WASHINGTON — Arguing that regulators are not likely to correctly predict the next crisis, former Federal Reserve Board Chairman Alan Greenspan said Wednesday that banks must hold more capital and face higher collateral requirements.
The former central bank chief said more capital and liquidity was essentially the only way to prevent another financial meltdown.
"If we had adequate capital and liquidity, whatever else we do would be helpful, but not critical," said Greenspan during a hearing of the Financial Crisis Inquiry Commission. "If we have everything else but not adequate capital and liquidity, the system will fail to function."
Greenspan also said policymakers should raise collateral requirements and force banks to issue "contingent capital bonds," which in the event of a possible debt failure could be automatically converted to equity.
Greenspan was the first to testify as a part of three-day hearing by the commission, which is charged with uncovering the causes of the financial crisis. The panel spent much of the afternoon on Wednesday focused on Citigroup's subprime lending activities, a topic it is likely to pick up today when a former Citi chief executive, Chuck Prince, and a former Citi board member, Robert Rubin, is set to testify.
Greenspan spent much of the hearing on the defensive, arguing that he could not have foreseen the crisis and had acted properly during his 18 years at the helm of the Fed.

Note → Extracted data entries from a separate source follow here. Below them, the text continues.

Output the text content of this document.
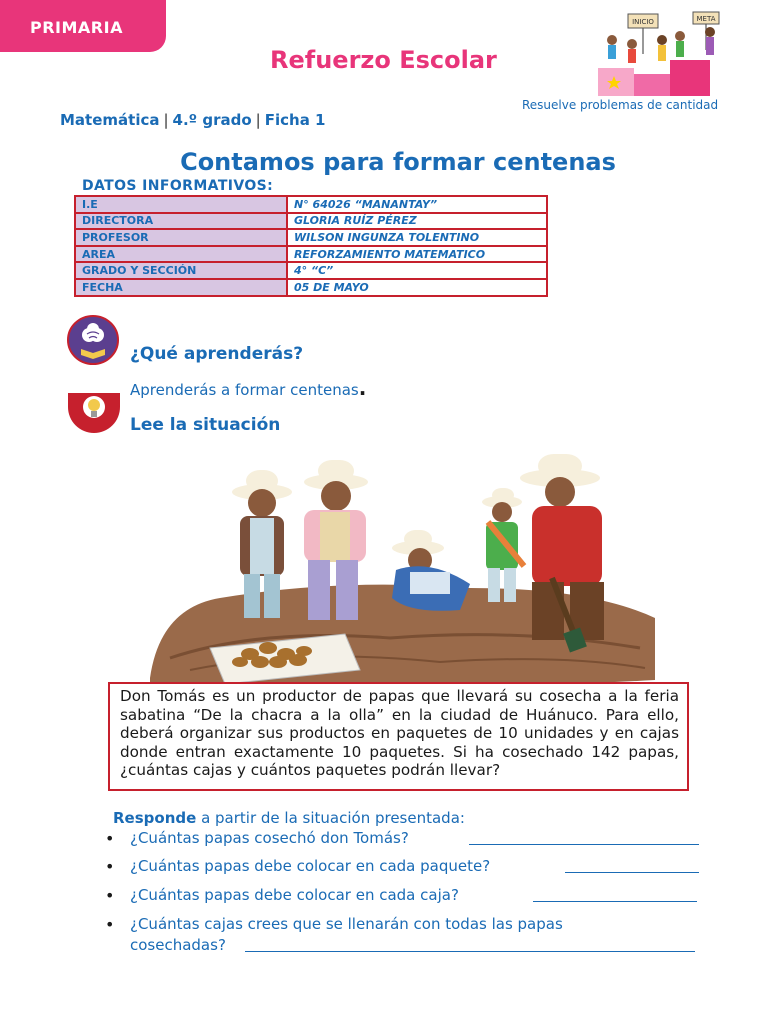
PRIMARIA
Refuerzo Escolar
INICIO	META
Matemática | 4.º grado | Ficha 1
Resuelve problemas de cantidad
Contamos para formar centenas
DATOS INFORMATIVOS:
I.E	N° 64026 “MANANTAY”
DIRECTORA	GLORIA RUÍZ PÉREZ
PROFESOR	WILSON INGUNZA TOLENTINO
AREA	REFORZAMIENTO MATEMATICO
GRADO Y SECCIÓN	4° “C”
FECHA	05 DE MAYO
¿Qué aprenderás?
Aprenderás a formar centenas.
Lee la situación
Don Tomás es un productor de papas que llevará su cosecha a la feria sabatina “De la chacra a la olla” en la ciudad de Huánuco. Para ello, deberá organizar sus productos en paquetes de 10 unidades y en cajas donde entran exactamente 10 paquetes. Si ha cosechado 142 papas, ¿cuántas cajas y cuántos paquetes podrán llevar?
Responde a partir de la situación presentada:
• ¿Cuántas papas cosechó don Tomás?
• ¿Cuántas papas debe colocar en cada paquete?
• ¿Cuántas papas debe colocar en cada caja?
• ¿Cuántas cajas crees que se llenarán con todas las papas
cosechadas?
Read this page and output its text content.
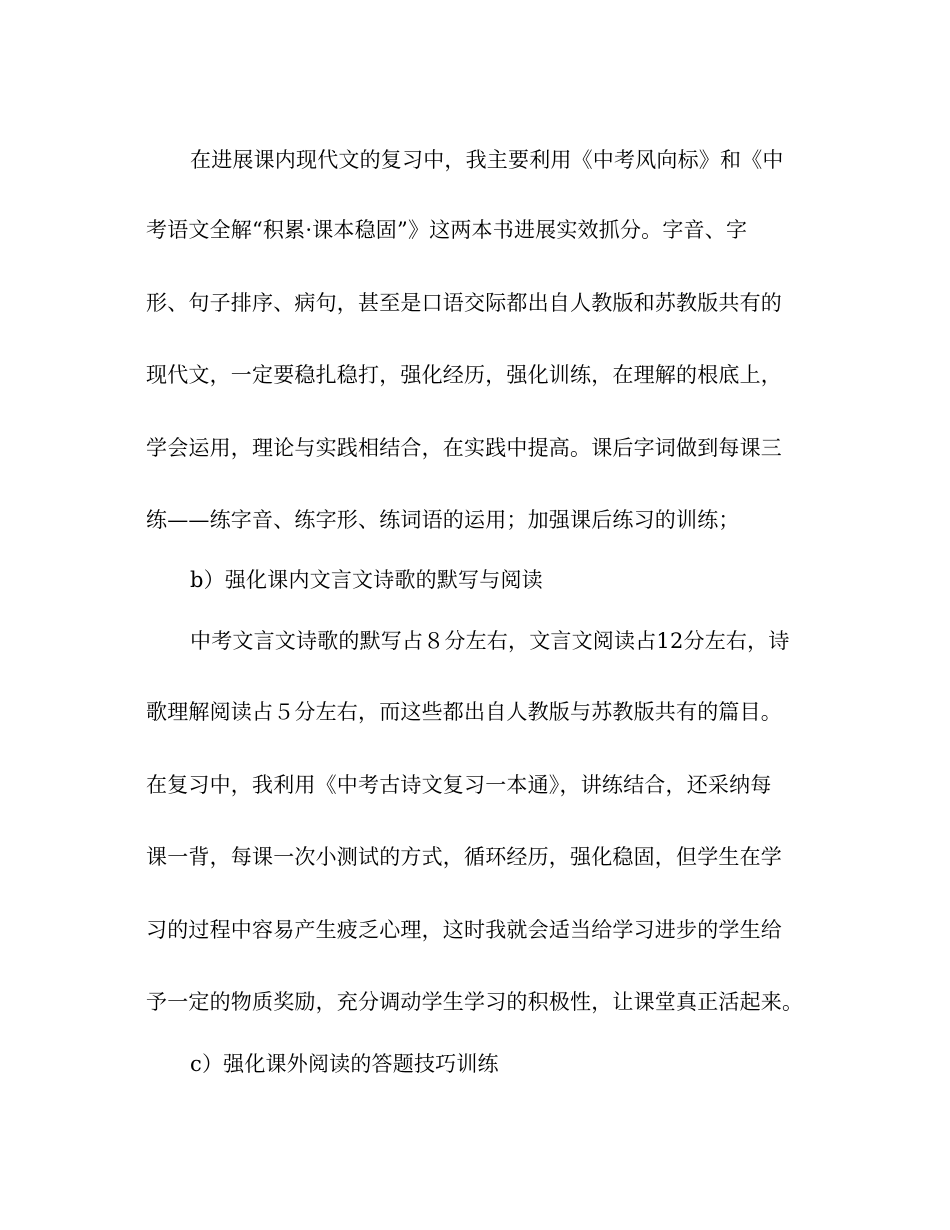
在进展课内现代文的复习中，我主要利用《中考风向标》和《中
考语文全解“积累·课本稳固”》这两本书进展实效抓分。字音、字
形、句子排序、病句，甚至是口语交际都出自人教版和苏教版共有的
现代文，一定要稳扎稳打，强化经历，强化训练，在理解的根底上，
学会运用，理论与实践相结合，在实践中提高。课后字词做到每课三
练——练字音、练字形、练词语的运用；加强课后练习的训练；
b）强化课内文言文诗歌的默写与阅读
中考文言文诗歌的默写占８分左右，文言文阅读占12分左右，诗
歌理解阅读占５分左右，而这些都出自人教版与苏教版共有的篇目。
在复习中，我利用《中考古诗文复习一本通》，讲练结合，还采纳每
课一背，每课一次小测试的方式，循环经历，强化稳固，但学生在学
习的过程中容易产生疲乏心理，这时我就会适当给学习进步的学生给
予一定的物质奖励，充分调动学生学习的积极性，让课堂真正活起来。
c）强化课外阅读的答题技巧训练
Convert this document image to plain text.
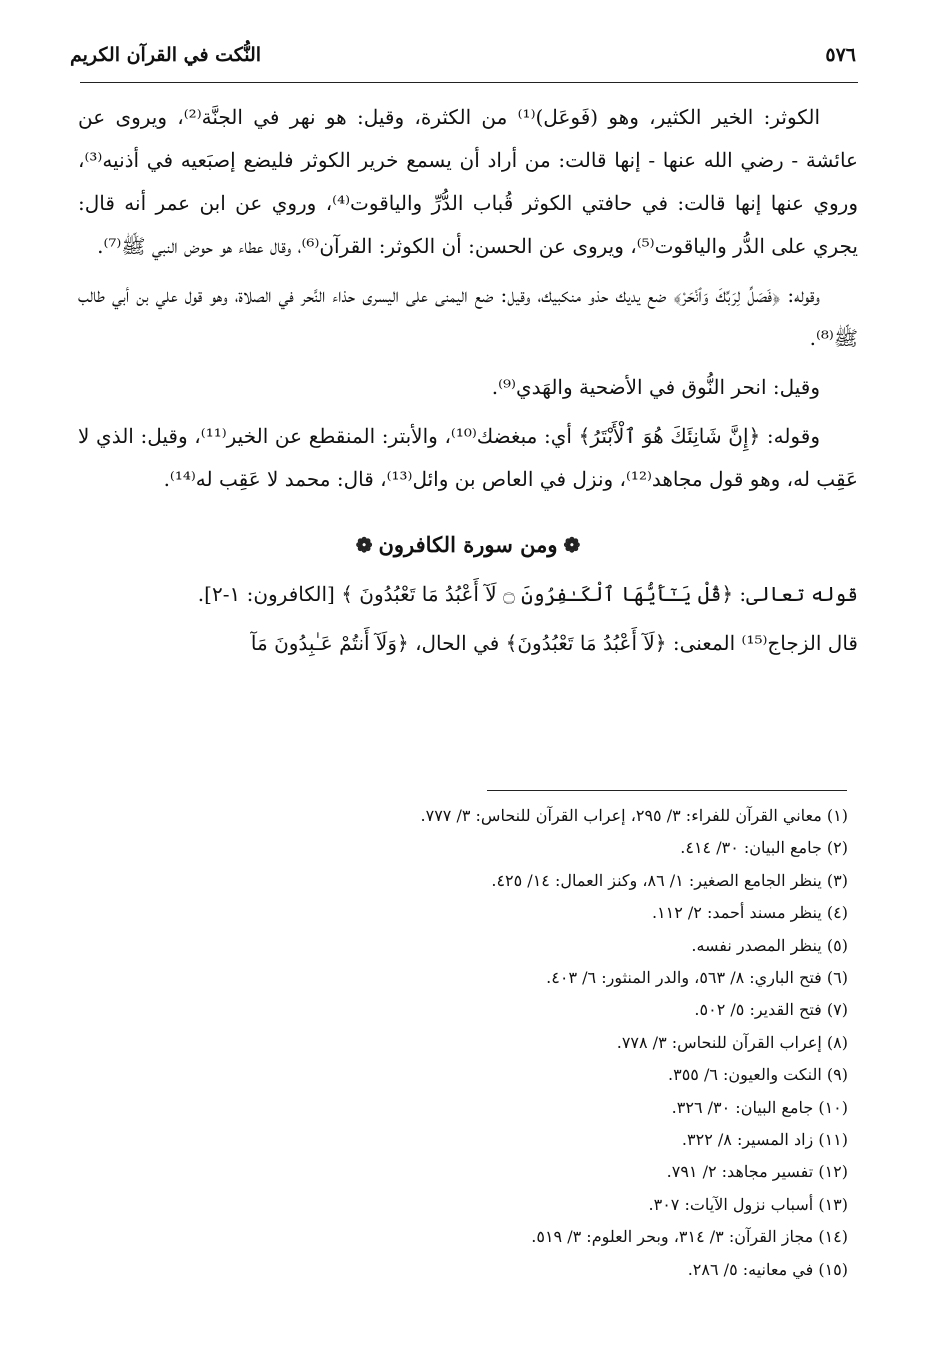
النُّكت في القرآن الكريم	٥٧٦

الكوثر: الخير الكثير، وهو (فَوعَل)⁽¹⁾ من الكثرة، وقيل: هو نهر في الجنَّة⁽²⁾، ويروى عن عائشة - رضي الله عنها - إنها قالت: من أراد أن يسمع خرير الكوثر فليضع إصبَعيه في أذنيه⁽³⁾، وروي عنها إنها قالت: في حافتي الكوثر قُباب الدُّرِّ والياقوت⁽⁴⁾، وروي عن ابن عمر أنه قال: يجري على الدُّر والياقوت⁽⁵⁾، ويروى عن الحسن: أن الكوثر: القرآن⁽⁶⁾، وقال عطاء هو حوض النبي ﷺ⁽⁷⁾.

وقوله: ﴿فَصَلِّ لِرَبِّكَ وَٱنْحَرْ﴾ ضع يديك حذو منكبيك، وقيل: ضع اليمنى على اليسرى حذاء النَّحر في الصلاة، وهو قول علي بن أبي طالب ﷺ⁽⁸⁾.

وقيل: انحر النُّوق في الأضحية والهَدي⁽⁹⁾.

وقوله: ﴿إِنَّ شَانِئَكَ هُوَ ٱلْأَبْتَرُ﴾ أي: مبغضك⁽¹⁰⁾، والأبتر: المنقطع عن الخير⁽¹¹⁾، وقيل: الذي لا عَقِب له، وهو قول مجاهد⁽¹²⁾، ونزل في العاص بن وائل⁽¹³⁾، قال: محمد لا عَقِب له⁽¹⁴⁾.

❁ومن سورة الكافرون❁

قوله تعالى: ﴿قُلْ يَـٰٓأَيُّهَا ٱلْكَـٰفِرُونَ ۝ لَآ أَعْبُدُ مَا تَعْبُدُونَ ﴾ [الكافرون: ١-٢].

قال الزجاج⁽¹⁵⁾ المعنى: ﴿لَآ أَعْبُدُ مَا تَعْبُدُونَ﴾ في الحال، ﴿وَلَآ أَنتُمْ عَـٰبِدُونَ مَآ

(١) معاني القرآن للفراء: ٣/ ٢٩٥، إعراب القرآن للنحاس: ٣/ ٧٧٧.
(٢) جامع البيان: ٣٠/ ٤١٤.
(٣) ينظر الجامع الصغير: ١/ ٨٦، وكنز العمال: ١٤/ ٤٢٥.
(٤) ينظر مسند أحمد: ٢/ ١١٢.
(٥) ينظر المصدر نفسه.
(٦) فتح الباري: ٨/ ٥٦٣، والدر المنثور: ٦/ ٤٠٣.
(٧) فتح القدير: ٥/ ٥٠٢.
(٨) إعراب القرآن للنحاس: ٣/ ٧٧٨.
(٩) النكت والعيون: ٦/ ٣٥٥.
(١٠) جامع البيان: ٣٠/ ٣٢٦.
(١١) زاد المسير: ٨/ ٣٢٢.
(١٢) تفسير مجاهد: ٢/ ٧٩١.
(١٣) أسباب نزول الآيات: ٣٠٧.
(١٤) مجاز القرآن: ٣/ ٣١٤، وبحر العلوم: ٣/ ٥١٩.
(١٥) في معانيه: ٥/ ٢٨٦.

He also undercut the argument that regulators will ever be prepared to spot the next crisis.
"History tell us regulators cannot identify the timing of a crisis or anticipate exactly where it will be located or how large the losses and spillovers will be," he said. "Regulators cannot successfully use the bully pulpit to manage asset prices, and they cannot calibrate regulation and supervision in response to movements in asset prices, nor can regulators fully eliminate the possibility of future crises."

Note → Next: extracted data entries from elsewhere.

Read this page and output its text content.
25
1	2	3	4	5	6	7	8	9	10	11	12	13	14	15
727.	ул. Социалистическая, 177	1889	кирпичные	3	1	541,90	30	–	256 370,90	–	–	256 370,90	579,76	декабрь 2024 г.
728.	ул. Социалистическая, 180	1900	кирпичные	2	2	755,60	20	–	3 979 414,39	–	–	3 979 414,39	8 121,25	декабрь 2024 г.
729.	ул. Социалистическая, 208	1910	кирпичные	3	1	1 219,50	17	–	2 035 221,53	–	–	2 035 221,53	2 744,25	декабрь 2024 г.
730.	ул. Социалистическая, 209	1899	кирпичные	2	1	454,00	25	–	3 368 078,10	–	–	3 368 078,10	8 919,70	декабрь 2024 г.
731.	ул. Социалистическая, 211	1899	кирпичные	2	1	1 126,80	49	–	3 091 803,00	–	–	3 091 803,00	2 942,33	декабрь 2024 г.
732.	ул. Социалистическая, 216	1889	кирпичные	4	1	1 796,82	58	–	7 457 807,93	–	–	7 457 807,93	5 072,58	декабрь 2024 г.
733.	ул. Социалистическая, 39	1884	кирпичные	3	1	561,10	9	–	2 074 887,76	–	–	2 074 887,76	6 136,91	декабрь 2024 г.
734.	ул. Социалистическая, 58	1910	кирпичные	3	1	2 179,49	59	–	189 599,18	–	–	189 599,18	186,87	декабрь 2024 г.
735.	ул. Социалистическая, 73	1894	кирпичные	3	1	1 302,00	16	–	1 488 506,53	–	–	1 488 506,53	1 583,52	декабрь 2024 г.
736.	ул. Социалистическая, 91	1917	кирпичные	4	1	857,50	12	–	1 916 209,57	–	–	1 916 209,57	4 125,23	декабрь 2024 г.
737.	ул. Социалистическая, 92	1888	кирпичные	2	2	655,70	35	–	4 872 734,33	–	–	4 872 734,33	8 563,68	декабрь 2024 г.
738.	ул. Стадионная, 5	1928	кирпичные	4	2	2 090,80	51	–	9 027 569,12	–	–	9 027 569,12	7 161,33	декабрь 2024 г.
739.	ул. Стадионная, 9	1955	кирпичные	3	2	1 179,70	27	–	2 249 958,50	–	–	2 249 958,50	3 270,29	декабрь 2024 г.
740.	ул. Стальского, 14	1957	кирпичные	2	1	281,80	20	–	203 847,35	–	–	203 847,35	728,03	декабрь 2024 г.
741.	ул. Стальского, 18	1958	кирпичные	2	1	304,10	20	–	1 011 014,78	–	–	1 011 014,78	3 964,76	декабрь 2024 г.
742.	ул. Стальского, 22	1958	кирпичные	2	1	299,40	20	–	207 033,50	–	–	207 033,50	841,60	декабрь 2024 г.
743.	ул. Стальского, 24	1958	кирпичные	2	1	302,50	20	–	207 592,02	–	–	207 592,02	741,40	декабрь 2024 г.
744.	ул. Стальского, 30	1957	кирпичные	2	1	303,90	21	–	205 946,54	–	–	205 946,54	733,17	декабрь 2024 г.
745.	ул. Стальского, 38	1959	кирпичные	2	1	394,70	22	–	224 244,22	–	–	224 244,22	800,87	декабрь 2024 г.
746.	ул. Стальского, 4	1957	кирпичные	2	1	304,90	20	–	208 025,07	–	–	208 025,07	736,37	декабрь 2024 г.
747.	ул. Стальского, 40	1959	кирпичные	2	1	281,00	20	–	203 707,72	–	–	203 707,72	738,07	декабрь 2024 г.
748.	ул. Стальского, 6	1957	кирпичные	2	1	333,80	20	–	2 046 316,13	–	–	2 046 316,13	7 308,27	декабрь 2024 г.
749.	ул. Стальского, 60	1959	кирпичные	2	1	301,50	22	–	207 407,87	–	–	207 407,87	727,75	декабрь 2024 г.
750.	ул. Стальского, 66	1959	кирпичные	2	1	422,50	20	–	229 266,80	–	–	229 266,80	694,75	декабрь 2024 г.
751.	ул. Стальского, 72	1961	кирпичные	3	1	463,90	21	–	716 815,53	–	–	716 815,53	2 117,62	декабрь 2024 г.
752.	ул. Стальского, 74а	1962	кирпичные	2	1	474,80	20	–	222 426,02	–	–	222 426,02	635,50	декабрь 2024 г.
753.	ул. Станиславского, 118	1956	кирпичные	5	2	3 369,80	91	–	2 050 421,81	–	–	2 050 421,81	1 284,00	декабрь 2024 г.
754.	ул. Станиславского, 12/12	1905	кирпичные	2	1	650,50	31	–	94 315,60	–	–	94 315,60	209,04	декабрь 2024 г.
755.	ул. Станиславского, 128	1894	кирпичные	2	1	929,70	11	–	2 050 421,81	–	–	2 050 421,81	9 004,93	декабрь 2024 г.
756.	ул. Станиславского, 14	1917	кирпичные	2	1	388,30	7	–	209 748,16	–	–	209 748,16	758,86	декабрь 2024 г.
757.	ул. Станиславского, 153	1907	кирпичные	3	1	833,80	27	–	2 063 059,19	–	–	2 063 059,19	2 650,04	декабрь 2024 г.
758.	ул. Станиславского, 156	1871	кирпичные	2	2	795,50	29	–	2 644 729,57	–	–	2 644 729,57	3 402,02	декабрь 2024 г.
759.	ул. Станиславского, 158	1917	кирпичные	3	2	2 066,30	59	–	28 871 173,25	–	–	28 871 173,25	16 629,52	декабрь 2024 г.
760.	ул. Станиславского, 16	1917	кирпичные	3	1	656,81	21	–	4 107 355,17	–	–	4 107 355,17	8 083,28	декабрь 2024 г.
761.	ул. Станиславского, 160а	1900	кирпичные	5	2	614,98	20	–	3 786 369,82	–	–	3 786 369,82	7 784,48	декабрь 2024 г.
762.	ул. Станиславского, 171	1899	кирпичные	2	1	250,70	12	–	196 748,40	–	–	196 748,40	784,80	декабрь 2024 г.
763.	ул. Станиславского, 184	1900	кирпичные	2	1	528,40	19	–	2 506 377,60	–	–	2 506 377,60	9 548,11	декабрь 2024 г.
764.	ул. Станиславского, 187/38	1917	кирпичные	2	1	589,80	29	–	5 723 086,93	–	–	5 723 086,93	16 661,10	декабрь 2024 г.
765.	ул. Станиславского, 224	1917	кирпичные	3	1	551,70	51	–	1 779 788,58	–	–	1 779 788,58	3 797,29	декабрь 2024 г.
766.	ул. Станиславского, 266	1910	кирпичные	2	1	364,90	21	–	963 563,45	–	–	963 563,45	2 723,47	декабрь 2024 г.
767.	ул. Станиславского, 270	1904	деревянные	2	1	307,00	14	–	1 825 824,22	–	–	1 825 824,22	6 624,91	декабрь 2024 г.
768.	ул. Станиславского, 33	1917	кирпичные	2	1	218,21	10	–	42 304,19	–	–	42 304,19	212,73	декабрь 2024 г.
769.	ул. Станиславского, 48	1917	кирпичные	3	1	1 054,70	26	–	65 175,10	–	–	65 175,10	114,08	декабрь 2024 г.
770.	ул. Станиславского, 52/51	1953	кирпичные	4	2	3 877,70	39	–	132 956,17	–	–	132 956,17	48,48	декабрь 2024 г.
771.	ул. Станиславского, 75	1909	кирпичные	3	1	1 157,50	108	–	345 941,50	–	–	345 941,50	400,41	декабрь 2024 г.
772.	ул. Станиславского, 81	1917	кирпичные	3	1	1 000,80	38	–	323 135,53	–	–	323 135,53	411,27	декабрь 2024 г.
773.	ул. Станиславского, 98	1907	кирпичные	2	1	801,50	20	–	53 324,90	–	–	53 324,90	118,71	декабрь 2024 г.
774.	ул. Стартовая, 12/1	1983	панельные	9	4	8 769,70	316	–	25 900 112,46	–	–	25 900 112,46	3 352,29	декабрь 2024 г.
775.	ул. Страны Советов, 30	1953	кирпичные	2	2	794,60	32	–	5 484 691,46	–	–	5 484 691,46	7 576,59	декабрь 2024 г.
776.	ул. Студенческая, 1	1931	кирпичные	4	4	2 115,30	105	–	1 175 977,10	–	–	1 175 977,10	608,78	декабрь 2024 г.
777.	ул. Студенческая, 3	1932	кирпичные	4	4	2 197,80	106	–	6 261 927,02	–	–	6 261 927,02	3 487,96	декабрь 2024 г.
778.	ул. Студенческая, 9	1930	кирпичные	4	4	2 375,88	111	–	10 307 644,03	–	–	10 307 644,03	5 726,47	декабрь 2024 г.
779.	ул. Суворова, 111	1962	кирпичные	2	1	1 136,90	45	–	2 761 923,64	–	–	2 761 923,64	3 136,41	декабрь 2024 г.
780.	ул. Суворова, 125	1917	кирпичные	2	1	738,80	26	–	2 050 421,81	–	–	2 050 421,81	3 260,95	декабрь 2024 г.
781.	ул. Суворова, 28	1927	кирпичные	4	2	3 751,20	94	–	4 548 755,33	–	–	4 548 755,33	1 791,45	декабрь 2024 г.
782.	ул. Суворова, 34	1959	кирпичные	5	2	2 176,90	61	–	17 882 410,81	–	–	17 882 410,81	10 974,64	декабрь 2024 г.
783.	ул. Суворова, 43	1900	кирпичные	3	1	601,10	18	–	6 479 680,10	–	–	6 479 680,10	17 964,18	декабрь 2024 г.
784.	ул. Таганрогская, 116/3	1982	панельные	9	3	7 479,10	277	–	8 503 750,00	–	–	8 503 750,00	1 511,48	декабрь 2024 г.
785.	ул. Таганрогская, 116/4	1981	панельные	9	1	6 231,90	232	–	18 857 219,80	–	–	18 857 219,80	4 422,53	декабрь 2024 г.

Greenspan also said the system was simply too complicated for regulators to properly oversee it.
"It's a different world that we have," he said. "The complexity is awesome. And I wish I knew a simple answer to this problem."
During the hearing, panelist and former regulator Brooksley Born accused the Fed of failing to do its part in preventing the financial crisis.
"You appropriately argue that the role of regulation is preventive," Born said. "But the Fed utterly failed to prevent the financial crisis.
The Fed and other banking regulators failed to prevent the housing bubble, they failed to prevent the predatory lending scandal, they failed to prevent our biggest banks and holding companies from engaging in activities that would bring them to the verge of collapse without massive taxpayer bailouts."
She added, "Didn't the Federal Reserve fail to meet its mandates, fail to meet its responsibilities?"
In response, Greenspan returned once again to the issue of capital, arguing that the banking system has been undercapitalized for the past 40 years.
"We were undercapitalizing the banking system probably for 40 or 50 years, and that has to be adjusted," he said.
Greenspan also attempted to shift the blame to Congress, arguing that even though lawmakers criticize him now for not making rules to curb certain abusive subprime lending practices, Congress would have been outraged if he had.
He also criticized the credit-rating agencies and a rise in global demand for securitized subprime mortgages.
"If the Fed as a regulator tried to thwart what everyone perceived in, I would say, fairly broad consensus that the trend was in the right direction, homeownership was rising, that was an unmitigated good, then Congress would have clamped down on us," he said. "There is a lot of amnesia that is emerging currently,"
Ultimately, Greenspan suggested that looking back was pointless.
"The issue of retrospective in figuring out what you should've done differently is a really futile activity because you can't, in fact, in the real world do it," he said. "I was right 70% of the time, but I was wrong 30% of time. And there are an awful lot of mistakes in 21 years."